My most fundamental philosophical belief is the oneness of all life. There is one life (unity) expressing itself through all life forms (diversity), and that life is God, the good omnipotent. God is everywhere present, everywhere intelligent, and everywhere powerful. It is God flowing through me, expressing as me, creating my world. The me I think of as ego or personality is simply an extension of this incredible force that creates the entire universe. I am connected, through the spirit part of me, to All That Is. There is one mind, one spirit, and it is God.

Therefore, when I desire information, wisdom, or knowledge, it is available to me through my spirit self, from the one mind of God. As I allow myself (ego/personality) to connect to the one mind (God), I have easy access to all the information I need in my life. I have the ability to take my conscious awareness through the spirit self into the one mind to connect to anything I wish to know. I can either open my spiritual centers allowing the information to flow into my mind, or I can raise my awareness to the one mind and get the information I need.

In my philosophy, I am only separated from this oneness when I limit myself through fear or a false belief in separation. The connection is always there. It is only my choice as to where I focus my awareness that gives me the feeling of oneness or separation. When I focus my attention on the unity of life, I experience peace, harmony, and fulfillment. When I choose to turn my powerful consciousness towards separation, I experience fear and lack. It is my beliefs, thoughts, words, and imagination that create my experiences in life.

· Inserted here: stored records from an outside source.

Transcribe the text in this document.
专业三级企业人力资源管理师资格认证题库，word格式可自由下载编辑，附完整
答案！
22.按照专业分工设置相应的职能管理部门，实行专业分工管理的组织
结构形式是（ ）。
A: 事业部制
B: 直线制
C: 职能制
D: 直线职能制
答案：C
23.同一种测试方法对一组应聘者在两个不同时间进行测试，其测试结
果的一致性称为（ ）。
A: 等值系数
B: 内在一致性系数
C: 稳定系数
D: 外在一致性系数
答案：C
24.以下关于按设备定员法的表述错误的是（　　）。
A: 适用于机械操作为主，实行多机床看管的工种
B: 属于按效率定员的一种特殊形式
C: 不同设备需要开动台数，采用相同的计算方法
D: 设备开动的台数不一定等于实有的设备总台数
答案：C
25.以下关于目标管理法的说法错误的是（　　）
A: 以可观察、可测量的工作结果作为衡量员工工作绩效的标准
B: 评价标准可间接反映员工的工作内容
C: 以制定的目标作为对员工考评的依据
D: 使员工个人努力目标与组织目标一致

This philosophy empowers me to access Divine wisdom, develop my intuitive power, and live a peaceful, harmonious, abundant life.

What is it about this Spiritual “way of life” that makes me so unique? I try to always act positively, instead of reacting negatively; use words that are kind, helpful and uplifting – not angry or discouraging; practice forgiveness, instead of judgment and condemnation; act with kindness and patience, instead of haste and rudeness; seek and see the good in all situations even those that may at first, seem adverse to them; behold the Christ in all persons, even at those times when it is difficult to do so; do not use force or threats to gain an advantage – but pray and trust God to bring forth the highest good for all; volunteer and give of myself for the sake of expressing good, rather than to be “seen of men.”

The search for truth, love and spiritual fulfillment are of course the very things that allow the more physical laws (those made by men and science) to explain and justify their usually outrageous decisions. These man-made laws cannot change anything – they are merely there to try to explain. With a practical twentieth century approach to classical old philosophies, I believe that religion must, overall, be practical and should apply (and be applied) to both the problems and the joys of everyday life.

To develop your intuitive powers and receive inner guidance … you need to adopt a philosophy that enables you to find answers within yourself. There are many philosophies from which to choose. My philosophy is only one possibility!